この意識に手を伸ばせば、いつかその答えに近づけるように思えた。
「残念ながら、ここの守り主は助けることができなかった。既にこと切れている。お前が真に”使徒”というなら、俺を眷属にしてみろ。俺は神が遣わした使徒の魔獣だ」
「えっ…、眷属に?」
「そうだ。俺を眷属にするには、かなりの力が必要だ。お前にその力が足りないというなら、オマエの方がこと切れるだけだ」
その人間にグイっと近寄れば、一瞬表情に恐怖と戸惑いを滲ませたが、案外気概のある者なのだろう。自らの命がかかっているというのに、覚悟を決めたのか、真摯な目でこちらを見返してきた。それを見越してか、人間のステイタス画面から機械音声が流れる。
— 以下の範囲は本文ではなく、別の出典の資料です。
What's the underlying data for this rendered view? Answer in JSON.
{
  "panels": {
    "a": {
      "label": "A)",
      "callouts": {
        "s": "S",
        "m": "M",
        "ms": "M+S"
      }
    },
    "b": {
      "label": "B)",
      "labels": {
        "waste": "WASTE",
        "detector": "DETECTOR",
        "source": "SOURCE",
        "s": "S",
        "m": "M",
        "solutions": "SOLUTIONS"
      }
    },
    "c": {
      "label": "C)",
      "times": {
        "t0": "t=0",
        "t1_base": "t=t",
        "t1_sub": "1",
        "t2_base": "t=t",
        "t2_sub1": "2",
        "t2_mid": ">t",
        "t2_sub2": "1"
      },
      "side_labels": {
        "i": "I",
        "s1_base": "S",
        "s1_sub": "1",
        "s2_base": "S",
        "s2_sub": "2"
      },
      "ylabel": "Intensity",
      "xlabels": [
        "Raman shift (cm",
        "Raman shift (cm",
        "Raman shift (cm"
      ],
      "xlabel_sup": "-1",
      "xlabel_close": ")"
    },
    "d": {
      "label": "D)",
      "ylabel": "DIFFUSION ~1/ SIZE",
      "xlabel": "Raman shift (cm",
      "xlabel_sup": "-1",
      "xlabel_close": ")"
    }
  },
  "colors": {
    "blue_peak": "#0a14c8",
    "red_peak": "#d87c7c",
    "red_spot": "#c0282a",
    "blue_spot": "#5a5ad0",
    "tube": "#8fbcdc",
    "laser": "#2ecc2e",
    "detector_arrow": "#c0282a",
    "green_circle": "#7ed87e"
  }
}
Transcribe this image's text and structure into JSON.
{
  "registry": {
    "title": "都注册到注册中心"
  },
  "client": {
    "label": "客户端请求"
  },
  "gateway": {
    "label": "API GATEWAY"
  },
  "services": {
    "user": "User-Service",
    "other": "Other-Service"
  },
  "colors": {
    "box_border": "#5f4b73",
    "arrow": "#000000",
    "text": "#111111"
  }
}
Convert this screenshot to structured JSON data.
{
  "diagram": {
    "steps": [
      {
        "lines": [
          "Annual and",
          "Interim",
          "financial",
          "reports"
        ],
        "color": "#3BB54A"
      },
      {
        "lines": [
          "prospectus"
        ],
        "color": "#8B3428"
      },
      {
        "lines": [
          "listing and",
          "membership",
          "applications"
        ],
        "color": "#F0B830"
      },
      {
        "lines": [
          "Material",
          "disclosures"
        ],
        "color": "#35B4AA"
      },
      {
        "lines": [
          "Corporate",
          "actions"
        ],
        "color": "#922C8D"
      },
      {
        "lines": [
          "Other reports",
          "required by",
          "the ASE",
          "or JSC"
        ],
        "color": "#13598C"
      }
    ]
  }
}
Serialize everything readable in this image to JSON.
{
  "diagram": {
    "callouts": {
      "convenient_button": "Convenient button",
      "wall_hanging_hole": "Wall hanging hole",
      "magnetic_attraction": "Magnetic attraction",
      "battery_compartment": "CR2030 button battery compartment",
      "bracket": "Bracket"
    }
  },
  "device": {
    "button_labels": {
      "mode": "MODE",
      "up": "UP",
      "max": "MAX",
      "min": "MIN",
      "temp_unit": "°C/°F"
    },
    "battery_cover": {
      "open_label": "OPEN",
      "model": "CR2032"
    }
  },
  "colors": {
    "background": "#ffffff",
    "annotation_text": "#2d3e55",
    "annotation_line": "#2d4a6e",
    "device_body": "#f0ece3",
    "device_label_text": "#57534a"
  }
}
「この博雅鬼はテイムされることを希望しています。博雅鬼をテイムしますか? YES/NO」
「YESで」
「博雅鬼のテイムに成功しました。続いて名前をどうぞ!」
この軟弱そうな人間にテイムが成功したのも驚きだが、さすがに博雅鬼のテイムにはHPをどっと持っていかれたようで、立っているのもやっとこさといった感じだ。
「やっぱりこの名前………、”悠真”。”悠真”で!」
「この博雅鬼は”悠真”と命名されました。これより敏也の眷属として従順に仕えます。続いてステータス更新に移ります。テイム・レベルMAX100。博雅鬼は1体で魔獣牽引10体枠が埋まります。他の魔獣をアイテムボックスに収納します。ピーーー」
「いきなりMAX! あはっ、すごい魔獣まで仲間になっちゃった……。これは腹をくぐって、本気で”キー”を集めなきゃ………」
「オマエではいささか頼りないが、そうしてもらわないと困る。だが、人間。この俺を”悠真”だと? 実に人間みたいな変な名前をつけたもんだな。そんな名前をつけてどうする?」
予測でしかないが、この人間にその名前を呼ばれるたびに胸の辺りがざわめきそうだ。
「ご、ごめん。他に…………、浮かばなかったから、その…、ごめん……」
「別に責めているわけじゃない。そもそもお前が主だ。俺には選択権がない。それに、街に入る時にはその名前の方が好都合だろう」
物は試しに角を隠し、ドロンと人型に化けてやると、人間はより一層驚いた顔をした。
「び、びっくりした。人間になると………、益々似て………………」
人間はグッと言葉を詰まらせる。この容姿に分からぬ誰かを重ねているというのだろうか。
「あっ、あと…………」
「なんだ?」
「その…、僕のことを”人間”って呼ぶのはやめてくれる? 一応、”敏也”という名前があるんだ。それこそ街に行った時に”人間”では困るだろうし、僕のこともそう呼んでもらいたい」
「……承知した」
けれども、”悠真”と呼ばれた以上に、”敏也”という名に胸の奥がざわめきはじめた。